The truth is that a virtual world is just a simulation of the real world, with some virtual enhancements.
As such it is a model of the real world, as surely as any engineering model applies to a product under design, it is a kind of prototype, capable of demonestraing the world we would wish to have, as well as worlds which don't work, like the current one.
Not many seem to be ready to admit the latter, the fact that if it can't work in a virtual world, it certainly can't work in the real world.
To me, you are right, but it has a definite condition, the power for the platform has to come from solar, and further, the income of the platform owners has to come from the solar product, not somehting extracted from users (Who each obtain their energy from our planet by the profit driven extracted energy business), but the opposite, the platform owners must distribute a share of the wealth generated by the solar product powering the platform, to all of the users, who in general will not be solar powered, this then supplying them with a generous UBI.

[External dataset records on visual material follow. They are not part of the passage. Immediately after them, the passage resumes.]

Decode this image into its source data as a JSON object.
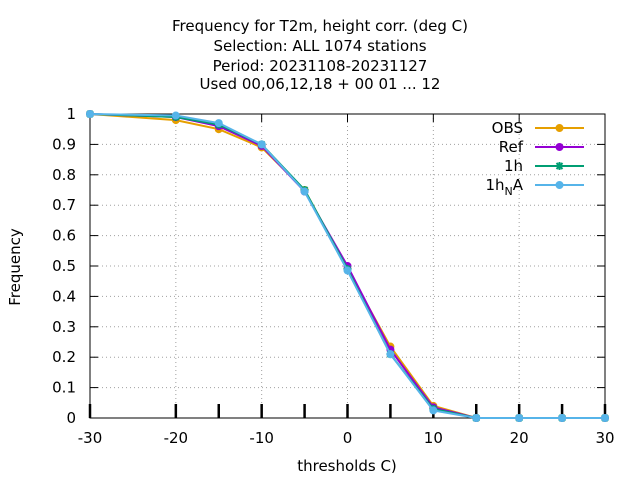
{
  "chart_data": {
    "type": "line",
    "title_lines": [
      "Frequency  for T2m, height corr. (deg C)",
      "Selection: ALL   1074 stations",
      "Period: 20231108-20231127",
      "Used  00,06,12,18 + 00 01 ... 12"
    ],
    "xlabel": "thresholds C)",
    "ylabel": "Frequency",
    "xlim": [
      -30,
      30
    ],
    "ylim": [
      0,
      1
    ],
    "x_ticks": [
      -30,
      -20,
      -10,
      0,
      10,
      20,
      30
    ],
    "y_ticks": [
      0,
      0.1,
      0.2,
      0.3,
      0.4,
      0.5,
      0.6,
      0.7,
      0.8,
      0.9,
      1
    ],
    "x_tick_labels": [
      "-30",
      "-20",
      "-10",
      "0",
      "10",
      "20",
      "30"
    ],
    "y_tick_labels": [
      "0",
      "0.1",
      "0.2",
      "0.3",
      "0.4",
      "0.5",
      "0.6",
      "0.7",
      "0.8",
      "0.9",
      "1"
    ],
    "grid": true,
    "legend_position": "top-right",
    "x": [
      -30,
      -20,
      -15,
      -10,
      -5,
      0,
      5,
      10,
      15,
      20,
      25,
      30
    ],
    "series": [
      {
        "name": "OBS",
        "color": "#e69f00",
        "marker": "circle",
        "values": [
          1.0,
          0.98,
          0.95,
          0.89,
          0.75,
          0.49,
          0.235,
          0.04,
          0.0,
          0.0,
          0.0,
          0.0
        ]
      },
      {
        "name": "Ref",
        "color": "#9400d3",
        "marker": "circle",
        "values": [
          1.0,
          0.99,
          0.96,
          0.895,
          0.745,
          0.5,
          0.225,
          0.035,
          0.0,
          0.0,
          0.0,
          0.0
        ]
      },
      {
        "name": "1h",
        "color": "#009e73",
        "marker": "star",
        "values": [
          1.0,
          0.99,
          0.965,
          0.9,
          0.75,
          0.49,
          0.21,
          0.03,
          0.0,
          0.0,
          0.0,
          0.0
        ]
      },
      {
        "name": "1h",
        "name_subscript": "N",
        "name_suffix": "A",
        "color": "#56b4e9",
        "marker": "circle",
        "values": [
          1.0,
          0.995,
          0.97,
          0.9,
          0.745,
          0.485,
          0.21,
          0.025,
          0.0,
          0.0,
          0.0,
          0.0
        ]
      }
    ]
  }
}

That would push the Metcalfe utiliity factor for the platform way beyond unity, it seems to me, the first platform offering users a usable UBI will wipe the floor with all competition, but this would not be a bad thing, because a single system solution is needed, we will never have real compatibility of a common virtual world with it being offered in pieces by multiple different manufacturers, with multiple different equipment offerings, all designed to work with their own proprietary virtual world protocols.
I've put this to some famous names in the industry several times now, but I never get comment from them, no-one seems to want to commit to any discussion about it.
In any case, I find myself working self funded now, working to do what I see is necessary to analyse the real world system, identifying where and how we need to work with nature to fix that, in order to finally remove our dependence on extracted energy / profit, so as to enable a future real world environment, in which we might finally see a real viable virtual world, enabling all the superhuman use cases we know exist in the scenario of fully enabled XR.
Meantime, the only development of Apple, or any other big player that would impress me, is them announcing they are going non-profit, publicly owned, and that they are, or are going wholly solar powered.
That is the only way I think anyone will ever achieve a truly full solution.